I agree with a lot of what Paul Baumann says in his rebuke of Margaret Rankl for being too liberal (“From the Church to the Woods,” March 23, 2022). First and foremost is his challenge to her decision to leave behind a community of faith she liked and a pastor who preached fine homilies in favor of a walk in the woods. There is nothing wrong with communing with nature, but it misses the Catholic point that from the first moment of creation of humanity we are beings-in-relation. Hence, we encounter God as members of a community, not as individuals, disgruntled or otherwise. Catholics gain what spiritual strength they have from their local parish community much more than from the global Church.
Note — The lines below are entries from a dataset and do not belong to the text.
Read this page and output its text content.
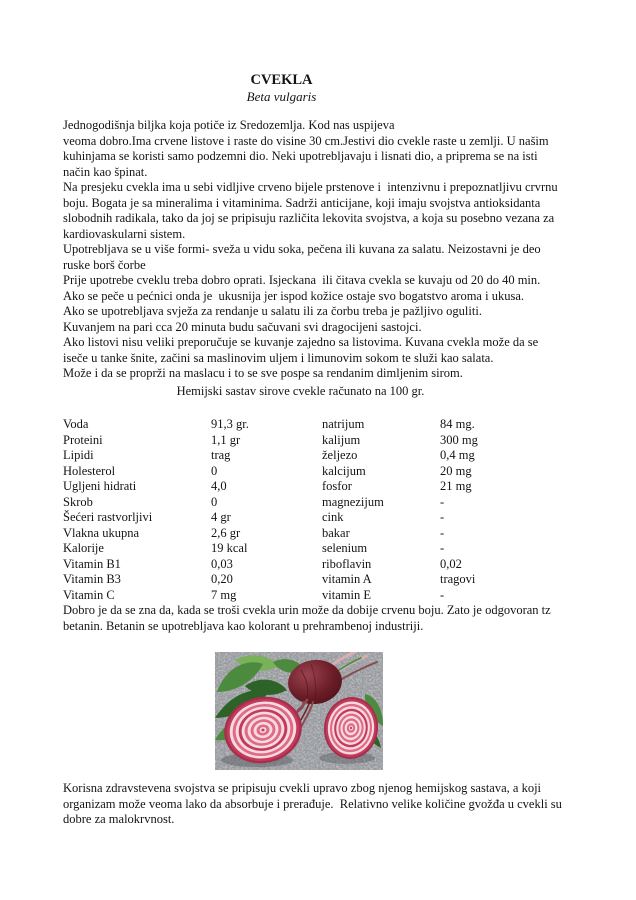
CVEKLA
Beta vulgaris
Jednogodišnja biljka koja potiče iz Sredozemlja. Kod nas uspijeva
veoma dobro.Ima crvene listove i raste do visine 30 cm.Jestivi dio cvekle raste u zemlji. U našim
kuhinjama se koristi samo podzemni dio. Neki upotrebljavaju i lisnati dio, a priprema se na isti
način kao špinat.
Na presjeku cvekla ima u sebi vidljive crveno bijele prstenove i  intenzivnu i prepoznatljivu crvrnu
boju. Bogata je sa mineralima i vitaminima. Sadrži anticijane, koji imaju svojstva antioksidanta
slobodnih radikala, tako da joj se pripisuju različita lekovita svojstva, a koja su posebno vezana za
kardiovaskularni sistem.
Upotrebljava se u više formi- sveža u vidu soka, pečena ili kuvana za salatu. Neizostavni je deo
ruske borš čorbe
Prije upotrebe cveklu treba dobro oprati. Isjeckana  ili čitava cvekla se kuvaju od 20 do 40 min.
Ako se peče u pećnici onda je  ukusnija jer ispod kožice ostaje svo bogatstvo aroma i ukusa.
Ako se upotrebljava svježa za rendanje u salatu ili za čorbu treba je pažljivo oguliti.
Kuvanjem na pari cca 20 minuta budu sačuvani svi dragocijeni sastojci.
Ako listovi nisu veliki preporučuje se kuvanje zajedno sa listovima. Kuvana cvekla može da se
iseče u tanke šnite, začini sa maslinovim uljem i limunovim sokom te služi kao salata.
Može i da se proprži na maslacu i to se sve pospe sa rendanim dimljenim sirom.
Hemijski sastav sirove cvekle računato na 100 gr.
Voda	91,3 gr.	natrijum	84 mg.
Proteini	1,1 gr	kalijum	300 mg
Lipidi	trag	željezo	0,4 mg
Holesterol	0	kalcijum	20 mg
Ugljeni hidrati	4,0	fosfor	21 mg
Skrob	0	magnezijum	-
Šećeri rastvorljivi	4 gr	cink	-
Vlakna ukupna	2,6 gr	bakar	-
Kalorije	19 kcal	selenium	-
Vitamin B1	0,03	riboflavin	0,02
Vitamin B3	0,20	vitamin A	tragovi
Vitamin C	7 mg	vitamin E	-
Dobro je da se zna da, kada se troši cvekla urin može da dobije crvenu boju. Zato je odgovoran tz
betanin. Betanin se upotrebljava kao kolorant u prehrambenoj industriji.
Korisna zdravstevena svojstva se pripisuju cvekli upravo zbog njenog hemijskog sastava, a koji
organizam može veoma lako da absorbuje i prerađuje.  Relativno velike količine gvožđa u cvekli su
dobre za malokrvnost.
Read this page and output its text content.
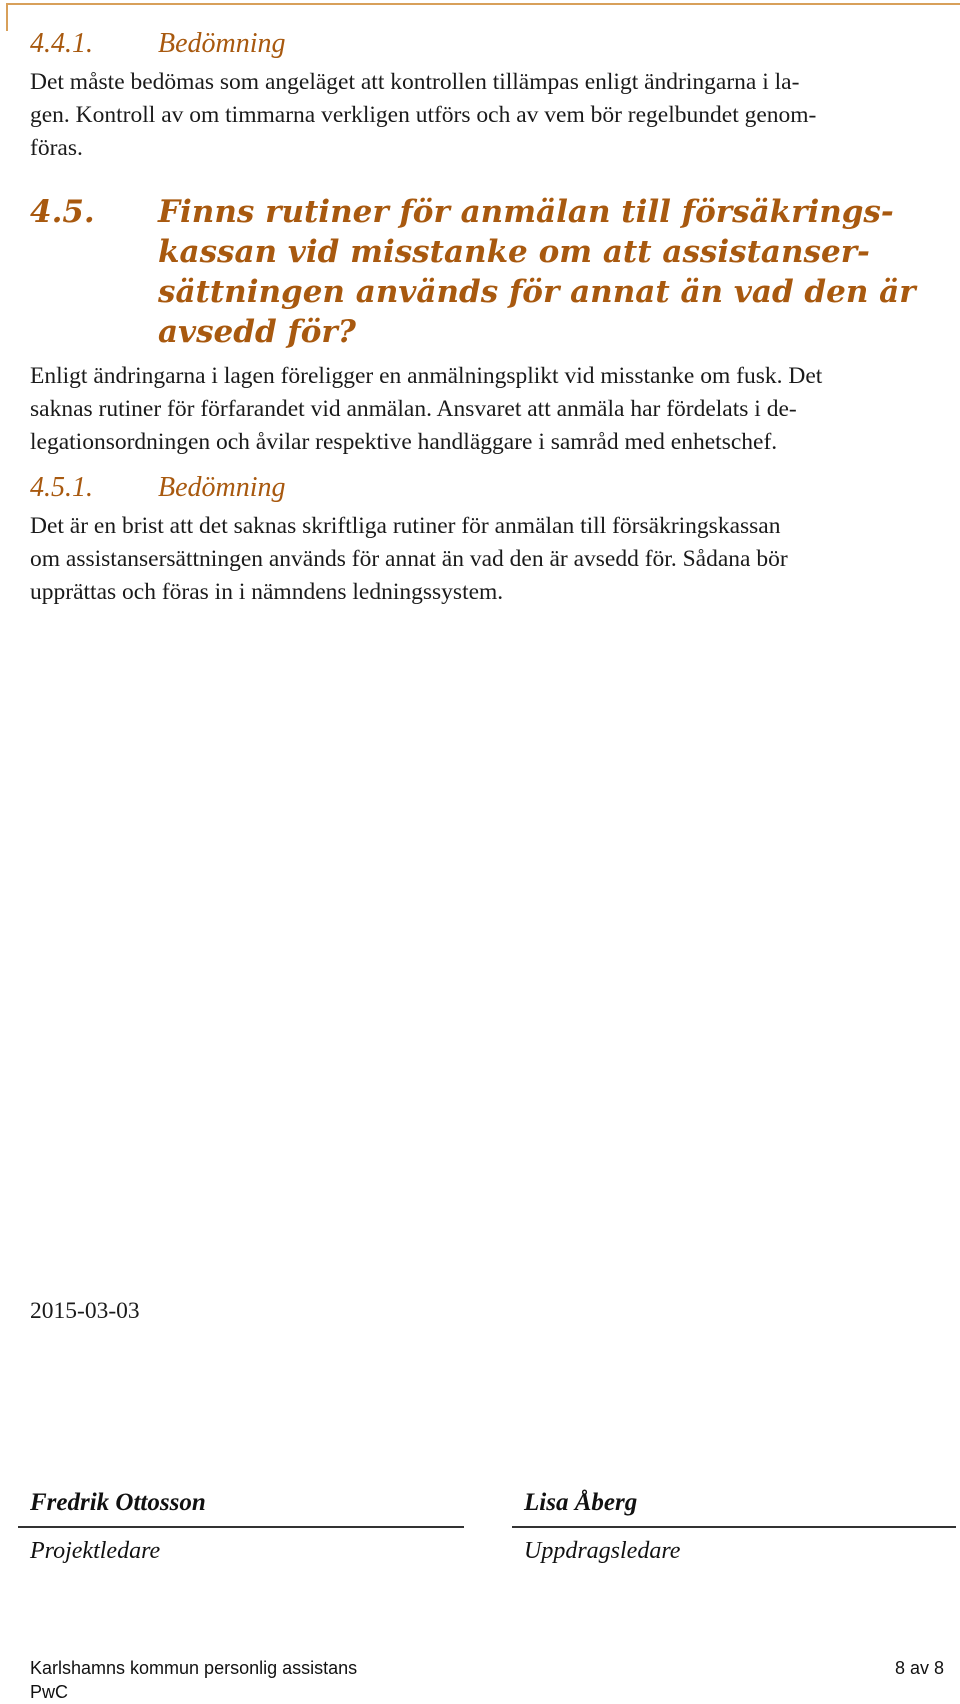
4.4.1. Bedömning
Det måste bedömas som angeläget att kontrollen tillämpas enligt ändringarna i la-
gen. Kontroll av om timmarna verkligen utförs och av vem bör regelbundet genom-
föras.
4.5. Finns rutiner för anmälan till försäkrings-
kassan vid misstanke om att assistanser-
sättningen används för annat än vad den är
avsedd för?
Enligt ändringarna i lagen föreligger en anmälningsplikt vid misstanke om fusk. Det
saknas rutiner för förfarandet vid anmälan. Ansvaret att anmäla har fördelats i de-
legationsordningen och åvilar respektive handläggare i samråd med enhetschef.
4.5.1. Bedömning
Det är en brist att det saknas skriftliga rutiner för anmälan till försäkringskassan
om assistansersättningen används för annat än vad den är avsedd för. Sådana bör
upprättas och föras in i nämndens ledningssystem.
2015-03-03
Fredrik Ottosson
Projektledare
Lisa Åberg
Uppdragsledare
Karlshamns kommun personlig assistans
PwC
8 av 8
Even John Paul II thought that the hope of the Church lay in the best of U.S. Catholic parishes, though the International Commission on English in the Liturgy of some years ago threw out the tradition by returning to the Credo of “I believe,” abandoning the much more theologically solid “we.”
Baumann is also right that it is just too easy to dismiss difficult or sensitive and also probably conflicted issues because they do not fit some time-conditioned version of liberalism. There is something to be said for Johann Baptist Metz’s insistence that the genius of the Catholic view of things lies in its “productive non-contemporaneity.”
I am not so sure, however, that Baumann gets it right when he asks, “How is one to make sense of Catholicism’s traditional anthropology and sexual ethics if marriage, long solemnized as an act performed by ‘a man and a woman’ before God, is no longer defined by such God-given identities?” Phrasing his question this way might seem eminently sensible until we recognize that it is the wrong question. Let me rephrase it: “How is one to make sense of Catholicism’s traditional anthropology and sexual ethics if marriage, long solemnized as an act performed by ‘a man and a woman’ before God, is no longer defined by the biological distinctions found in the creation story of Genesis?”